I have gotten some weird candy in my days and a lot of homemade treats, but the most unusual treat I received was given to me on a cool dry Halloween Night in the early 1980s. I remember the house and everything surrounding the moment very vividly. It was nearing the hour of no return, when it was too dark and would be considered rude to knock on people’s doors for treats, because of this we were hurrying to get as many houses in as possible.
Most of the time we were moving between houses as a full run. We called that time, cleanups, because people were either out of candy and didn’t answer or if they had candy they were willing to dump fistfuls of it into your bag to get rid of it. You could really “clean up” at that time of day.
I loved clean up time!
If was a few minutes before 9 pm, right at the cusp of rudeness, when we hit this brown ranch-style house that was around the corner and down the block from where I lived. I think we had gone there at the start of the day, but during these daring last-minute Halloween moments, all decorum is thrown out the window and all houses are open for double or even triple dipping.
As usual, the person answering the door didn’t recognize us from earlier. She commented about how great our costumes were (she was a kind lady, because I know my costume was pretty horrible — its the worst kind of pity) and she even made her husband pull himself off the couch to come over and look at us. I often wonder how many times he had to get up that day to look at goofy looking kids in vinyl store-bought costumes. He nodded and said “ooh scary” or something like that and then disappeared from the doorway.
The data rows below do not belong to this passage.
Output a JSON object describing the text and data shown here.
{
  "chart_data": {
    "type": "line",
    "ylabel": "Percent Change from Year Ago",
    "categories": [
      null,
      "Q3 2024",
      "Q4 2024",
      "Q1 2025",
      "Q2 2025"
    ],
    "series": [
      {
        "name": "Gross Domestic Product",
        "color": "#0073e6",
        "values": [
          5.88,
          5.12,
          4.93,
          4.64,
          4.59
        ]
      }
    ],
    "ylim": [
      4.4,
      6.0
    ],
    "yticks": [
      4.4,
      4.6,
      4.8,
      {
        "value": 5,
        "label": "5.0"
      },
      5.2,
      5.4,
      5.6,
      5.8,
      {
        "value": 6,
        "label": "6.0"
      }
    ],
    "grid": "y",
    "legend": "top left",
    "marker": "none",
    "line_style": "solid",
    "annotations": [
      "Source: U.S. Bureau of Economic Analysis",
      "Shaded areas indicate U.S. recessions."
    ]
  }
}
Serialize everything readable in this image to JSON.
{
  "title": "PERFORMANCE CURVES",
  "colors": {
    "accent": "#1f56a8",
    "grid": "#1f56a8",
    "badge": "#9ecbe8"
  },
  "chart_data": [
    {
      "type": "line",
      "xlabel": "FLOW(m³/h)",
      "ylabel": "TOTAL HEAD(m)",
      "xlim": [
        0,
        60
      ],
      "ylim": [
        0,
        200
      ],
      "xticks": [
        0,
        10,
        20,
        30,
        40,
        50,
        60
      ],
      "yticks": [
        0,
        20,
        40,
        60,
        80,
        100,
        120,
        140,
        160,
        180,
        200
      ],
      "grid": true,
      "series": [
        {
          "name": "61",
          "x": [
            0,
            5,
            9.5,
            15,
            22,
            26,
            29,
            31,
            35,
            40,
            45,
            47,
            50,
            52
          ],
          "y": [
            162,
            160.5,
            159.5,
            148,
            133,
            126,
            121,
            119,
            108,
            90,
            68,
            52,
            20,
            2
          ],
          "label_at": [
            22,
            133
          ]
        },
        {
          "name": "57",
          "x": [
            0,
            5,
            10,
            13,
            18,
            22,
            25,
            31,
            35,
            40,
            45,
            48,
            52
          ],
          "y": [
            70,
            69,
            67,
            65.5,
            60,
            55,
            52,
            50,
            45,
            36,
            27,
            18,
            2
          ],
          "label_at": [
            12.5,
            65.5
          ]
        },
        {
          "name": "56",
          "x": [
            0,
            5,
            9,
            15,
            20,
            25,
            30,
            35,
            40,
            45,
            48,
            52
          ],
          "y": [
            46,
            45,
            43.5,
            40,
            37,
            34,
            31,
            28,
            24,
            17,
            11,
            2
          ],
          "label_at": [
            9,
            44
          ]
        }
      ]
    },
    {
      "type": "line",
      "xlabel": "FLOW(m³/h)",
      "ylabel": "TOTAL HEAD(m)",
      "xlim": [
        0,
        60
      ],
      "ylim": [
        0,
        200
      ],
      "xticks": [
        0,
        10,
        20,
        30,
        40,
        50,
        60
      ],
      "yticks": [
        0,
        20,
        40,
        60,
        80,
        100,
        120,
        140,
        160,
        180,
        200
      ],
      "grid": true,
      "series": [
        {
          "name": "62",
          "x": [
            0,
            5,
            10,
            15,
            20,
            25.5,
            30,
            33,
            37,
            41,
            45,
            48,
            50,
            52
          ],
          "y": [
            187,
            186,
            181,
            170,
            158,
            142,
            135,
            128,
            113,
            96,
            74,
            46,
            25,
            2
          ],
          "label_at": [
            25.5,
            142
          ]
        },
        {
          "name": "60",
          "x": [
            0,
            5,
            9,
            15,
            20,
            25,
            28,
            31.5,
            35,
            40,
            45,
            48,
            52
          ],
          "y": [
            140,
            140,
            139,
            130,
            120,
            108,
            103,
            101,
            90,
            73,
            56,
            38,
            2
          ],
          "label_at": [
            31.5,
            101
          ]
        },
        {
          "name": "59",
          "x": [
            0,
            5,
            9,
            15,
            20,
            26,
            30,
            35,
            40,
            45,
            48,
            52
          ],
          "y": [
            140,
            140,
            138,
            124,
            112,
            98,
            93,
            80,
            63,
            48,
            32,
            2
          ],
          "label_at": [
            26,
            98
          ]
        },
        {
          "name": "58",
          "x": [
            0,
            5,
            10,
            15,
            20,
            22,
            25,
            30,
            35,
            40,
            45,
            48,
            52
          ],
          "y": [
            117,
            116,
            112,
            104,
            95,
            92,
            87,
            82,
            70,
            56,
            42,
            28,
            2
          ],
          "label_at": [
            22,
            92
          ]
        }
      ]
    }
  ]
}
We got our bags open as she cracked her screen door, but something was wrong. The lady paused for a minute and then she said, “I am all out of candy, but I had these old comics laying around.”
She reaches over to the table near the door and lifted a hefty stack of what I can only assume were her son’s comic book collection.
She paused a moment. Was she contemplating how many more kids would be at the house tonight or was she feeling some strange pang of guilt for giving away her son’s stuff?
I have no idea, but what I do know is that she took half the stack and stuck it into each of our bags. We were both big comic readers and were both nearly speechless.
So we said a quick thank-you and with our bags straining with sugar, chocolate and now comic books we decided to call it a night and both ran home. When I get in, I ducked passed my sisters who liked to exact a candy toll from my bag and ran to my room where my other two bags of treats were stowed.
Dumping the sack out on my bed to take an inventory, I was very happy to find that I had received almost 20 comic books from the early 1970s. Almost all were Marvel and all of them were “Avengers” titles.
I felt bad that I was getting these comic books from another kid’s forgotten collection, but that quickly faded under the weight of candy bloat and sugar nightmares.
That Halloween I fell asleep reading the early adventures of Iron Man and Captain America while eating Bit of Honey and Peanut Chews. It was a memorable end to what had become a routine Halloween and it was probably the most unusual Halloween treat I would ever receive.